Ah, j eune Lisette! Ah, belle Fifine! Anacreon's lesson all must learn; O kairos oxiis; Spring is green, But Acer Hyems waits his turn I hear you whispering from the dust, "Tiens, mon cher, c'est toujours so,-- The brightest blade grows dim with rust, The fairest meadow white with snow!"

You do not mean it! _Not_ encore? Another string of playday rhymes? You 've heard me--nonne est?-before, Multoties,-more than twenty times; Non possum,--vraiment,--pas du tout, I cannot! I am loath to shirk; But who will listen if I do, My memory makes such shocking work?

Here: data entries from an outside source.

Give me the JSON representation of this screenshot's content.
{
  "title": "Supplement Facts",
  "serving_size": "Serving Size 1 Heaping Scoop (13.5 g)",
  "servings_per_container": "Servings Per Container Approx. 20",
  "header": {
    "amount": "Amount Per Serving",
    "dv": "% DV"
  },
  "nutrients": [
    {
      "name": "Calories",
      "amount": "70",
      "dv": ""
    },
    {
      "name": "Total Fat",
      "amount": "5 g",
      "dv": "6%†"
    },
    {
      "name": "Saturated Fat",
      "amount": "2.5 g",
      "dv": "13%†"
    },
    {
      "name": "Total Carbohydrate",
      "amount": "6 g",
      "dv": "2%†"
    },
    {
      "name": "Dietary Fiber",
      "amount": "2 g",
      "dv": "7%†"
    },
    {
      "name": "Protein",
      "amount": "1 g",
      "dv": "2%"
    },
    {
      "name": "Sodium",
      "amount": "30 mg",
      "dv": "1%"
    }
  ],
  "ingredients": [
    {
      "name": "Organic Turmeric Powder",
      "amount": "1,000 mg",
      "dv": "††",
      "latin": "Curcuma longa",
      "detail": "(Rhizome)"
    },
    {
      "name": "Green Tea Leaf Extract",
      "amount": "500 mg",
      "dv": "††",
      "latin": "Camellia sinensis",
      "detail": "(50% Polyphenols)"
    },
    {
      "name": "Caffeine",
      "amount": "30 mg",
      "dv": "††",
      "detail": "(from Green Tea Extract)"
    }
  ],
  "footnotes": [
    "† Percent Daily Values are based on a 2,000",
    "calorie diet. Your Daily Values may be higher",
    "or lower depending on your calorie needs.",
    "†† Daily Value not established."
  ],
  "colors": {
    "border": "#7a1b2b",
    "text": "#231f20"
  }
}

Ginosko. Scio. Yes, I 'm told Some ancients like my rusty lay, As Grandpa Noah loved the old Red-sandstone march of Jubal's day. I used to carol like the birds, But time my wits has quite unfixed, Et quoad verba,--for my words,-- Ciel! Eheu! Whe-ew!--how they're mixed!

Mehercle! Zeu! Diable! how My thoughts were dressed when I was young, But tempus fugit! see them now Half clad in rags of every tongue! O philoi, fratres, chers amis I dare not court the youthful Muse, For fear her sharp response should be, "Papa Anacreon, please excuse!"